Streaming inference from arbitrary source (FFmpeg input) to STT, using VAD (voice activity detection). A fairly simple example demonstrating the STT streaming API in Node.js.
This example was successfully tested with a mobile phone streaming a live feed to a RTMP server (nginx-rtmp), which then could be used by this script for near real time speech recognition.
npm install
Moreover FFmpeg must be installed:
sudo apt-get install ffmpeg
Here is an example for a local audio file:
node ./index.js --audio <AUDIO_FILE> \
--model $HOME/models/output_graph.pbmm
Here is an example for a remote RTMP-Stream:
node ./index.js --audio rtmp://<IP>:1935/live/teststream \
--model $HOME/models/output_graph.pbmm
Real time streaming inference with STT's example audio (audio-0.4.1.tar.gz).

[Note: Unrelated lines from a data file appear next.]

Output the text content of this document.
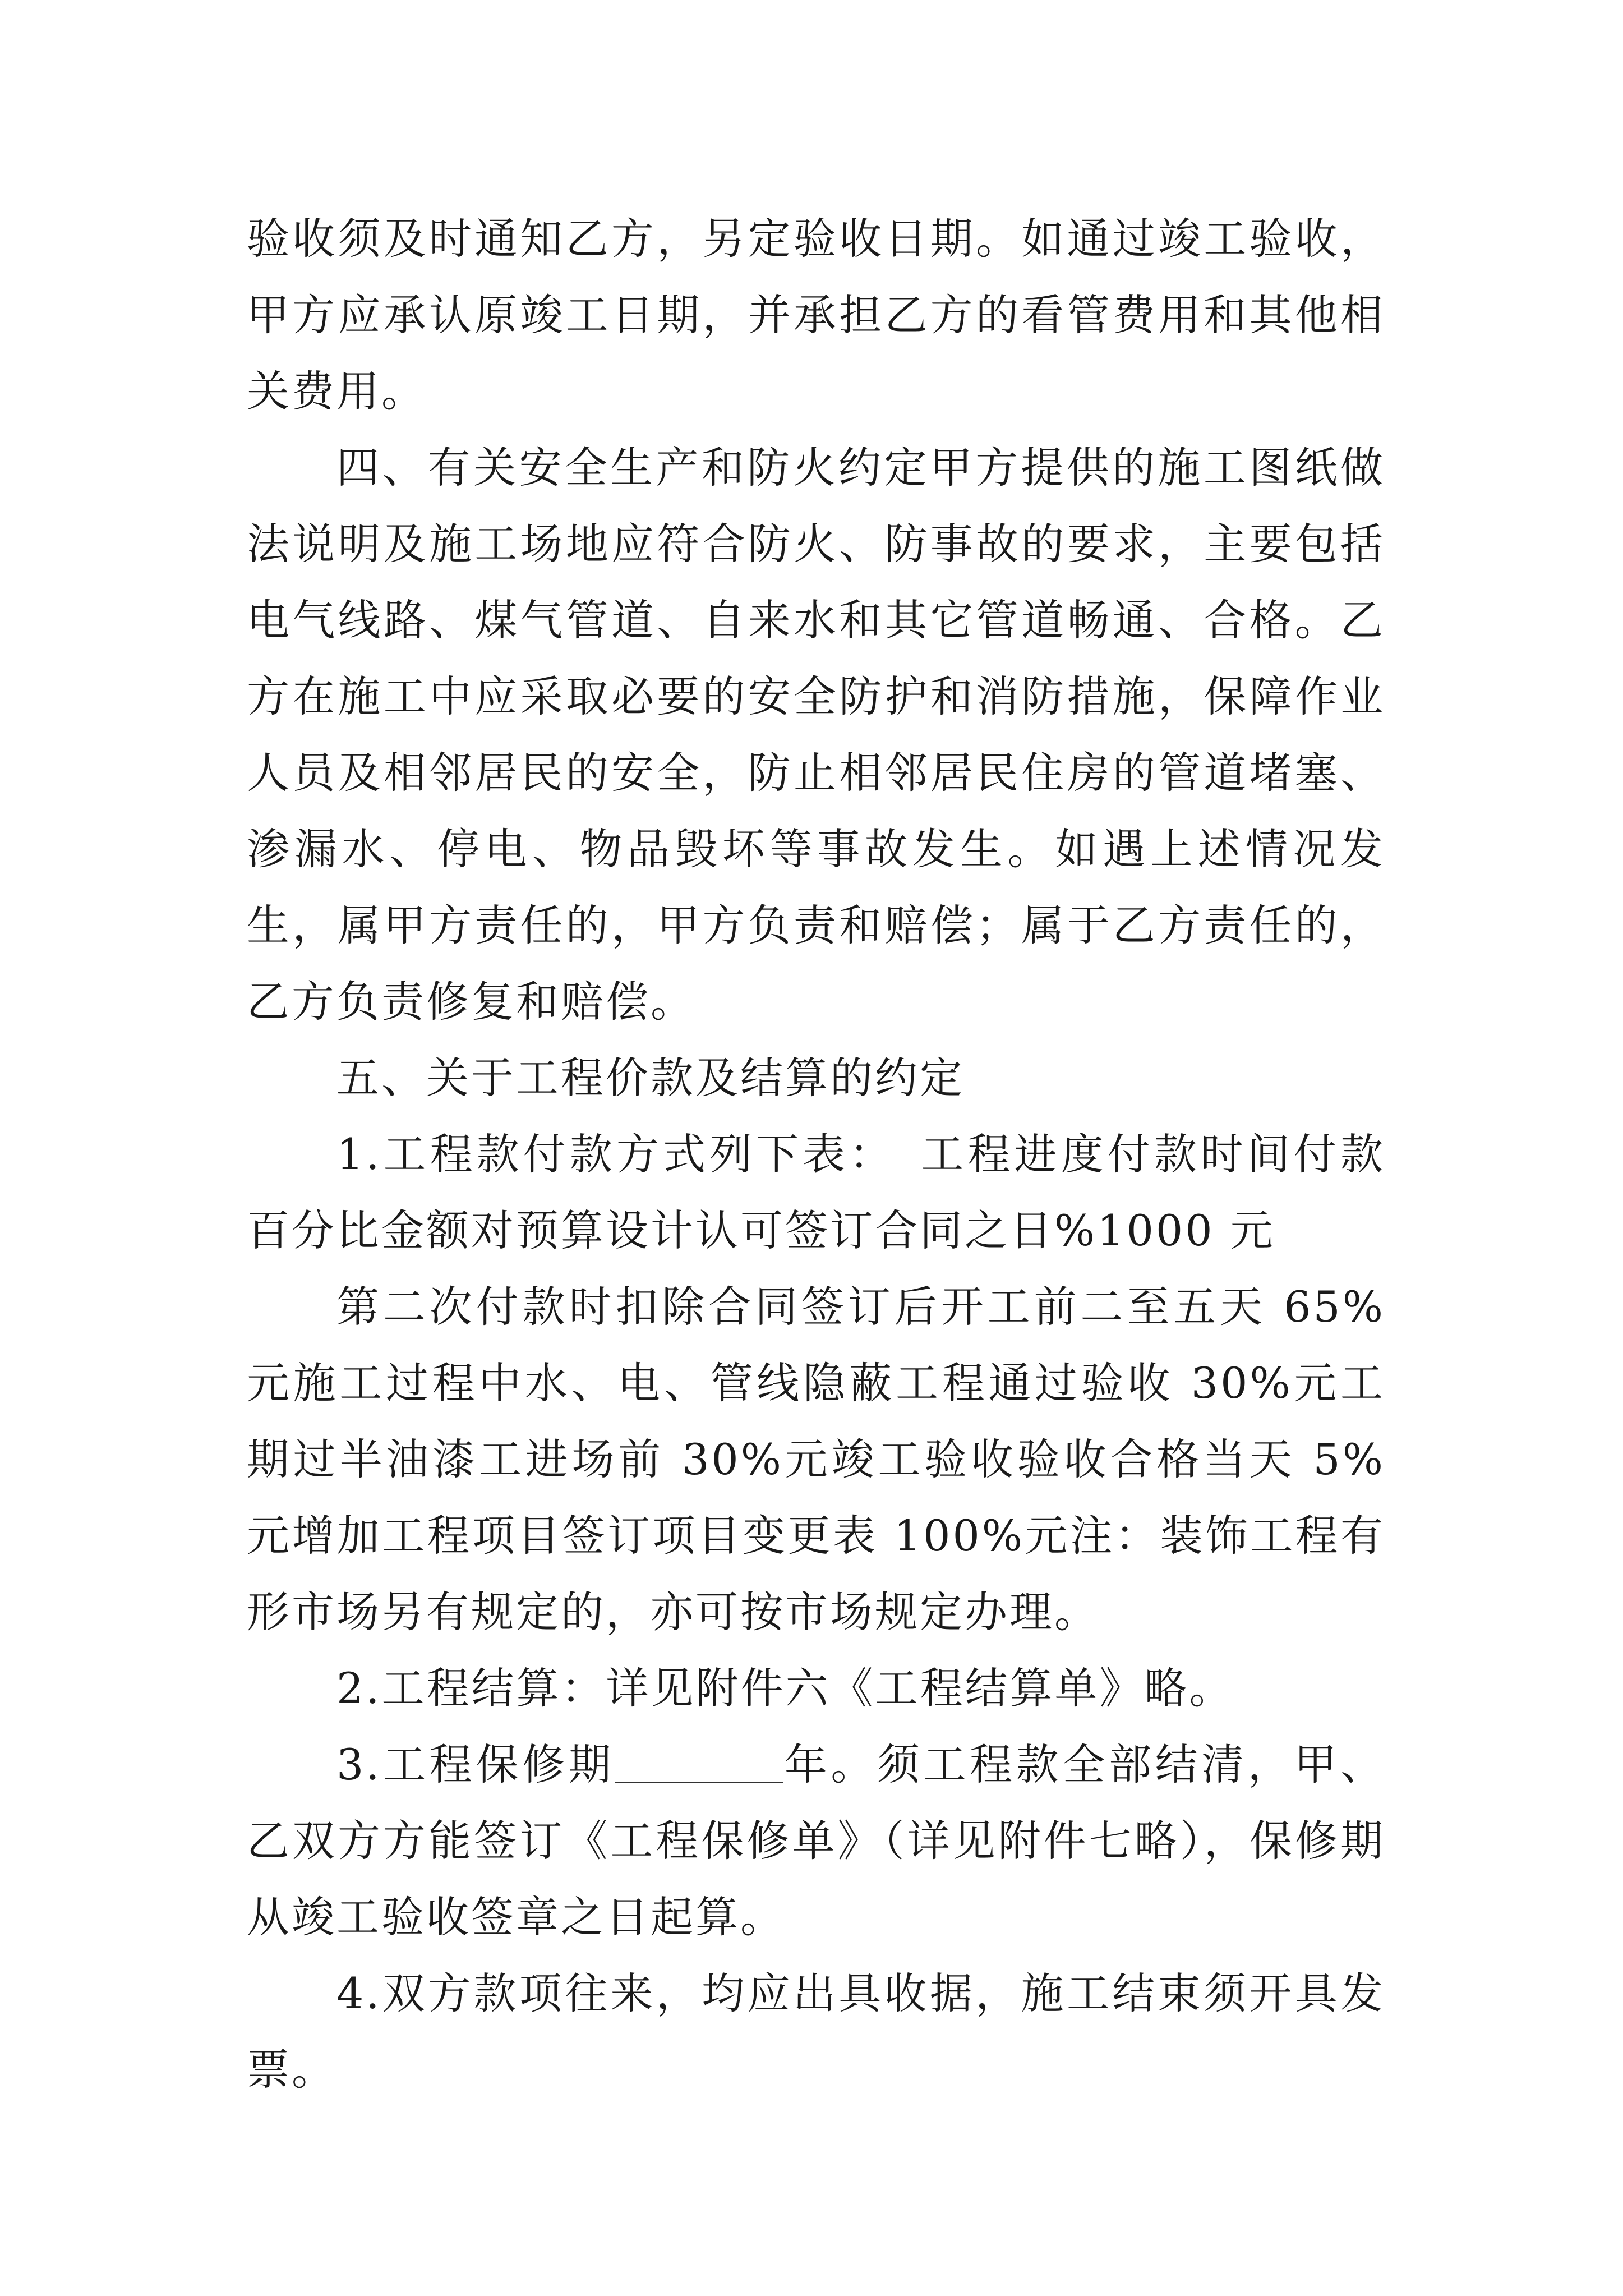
验收须及时通知乙方，另定验收日期。如通过竣工验收，甲方应承认原竣工日期，并承担乙方的看管费用和其他相关费用。

四、有关安全生产和防火约定甲方提供的施工图纸做法说明及施工场地应符合防火、防事故的要求，主要包括电气线路、煤气管道、自来水和其它管道畅通、合格。乙方在施工中应采取必要的安全防护和消防措施，保障作业人员及相邻居民的安全，防止相邻居民住房的管道堵塞、渗漏水、停电、物品毁坏等事故发生。如遇上述情况发生，属甲方责任的，甲方负责和赔偿；属于乙方责任的，乙方负责修复和赔偿。

五、关于工程价款及结算的约定

1.工程款付款方式列下表：　工程进度付款时间付款百分比金额对预算设计认可签订合同之日%1000 元

第二次付款时扣除合同签订后开工前二至五天 65%元施工过程中水、电、管线隐蔽工程通过验收 30%元工期过半油漆工进场前 30%元竣工验收验收合格当天 5%元增加工程项目签订项目变更表 100%元注：装饰工程有形市场另有规定的，亦可按市场规定办理。

2.工程结算：详见附件六《工程结算单》略。

3.工程保修期	年。须工程款全部结清，甲、乙双方方能签订《工程保修单》（详见附件七略），保修期从竣工验收签章之日起算。

4.双方款项往来，均应出具收据，施工结束须开具发票。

node ./index.js --audio $HOME/audio/2830-3980-0043.wav \
--scorer $HOME/models/kenlm.scorer \
--model $HOME/models/output_graph.pbmm
node ./index.js --audio $HOME/audio/4507-16021-0012.wav \
--scorer $HOME/models/kenlm.scorer \
--model $HOME/models/output_graph.pbmm
node ./index.js --audio $HOME/audio/8455-210777-0068.wav \
--scorer $HOME/models/kenlm.scorer \
--model $HOME/models/output_graph.pbmm
Real time streaming inference in combination with a RTMP server.
node ./index.js --audio rtmp://<HOST>/<APP>/<KEY> \
--scorer $HOME/models/kenlm.scorer \
--model $HOME/models/output_graph.pbmm
To get the best result mapped on to your own scenario, it might be helpful to adjust the parameters VAD_MODE
and DEBOUNCE_TIME
.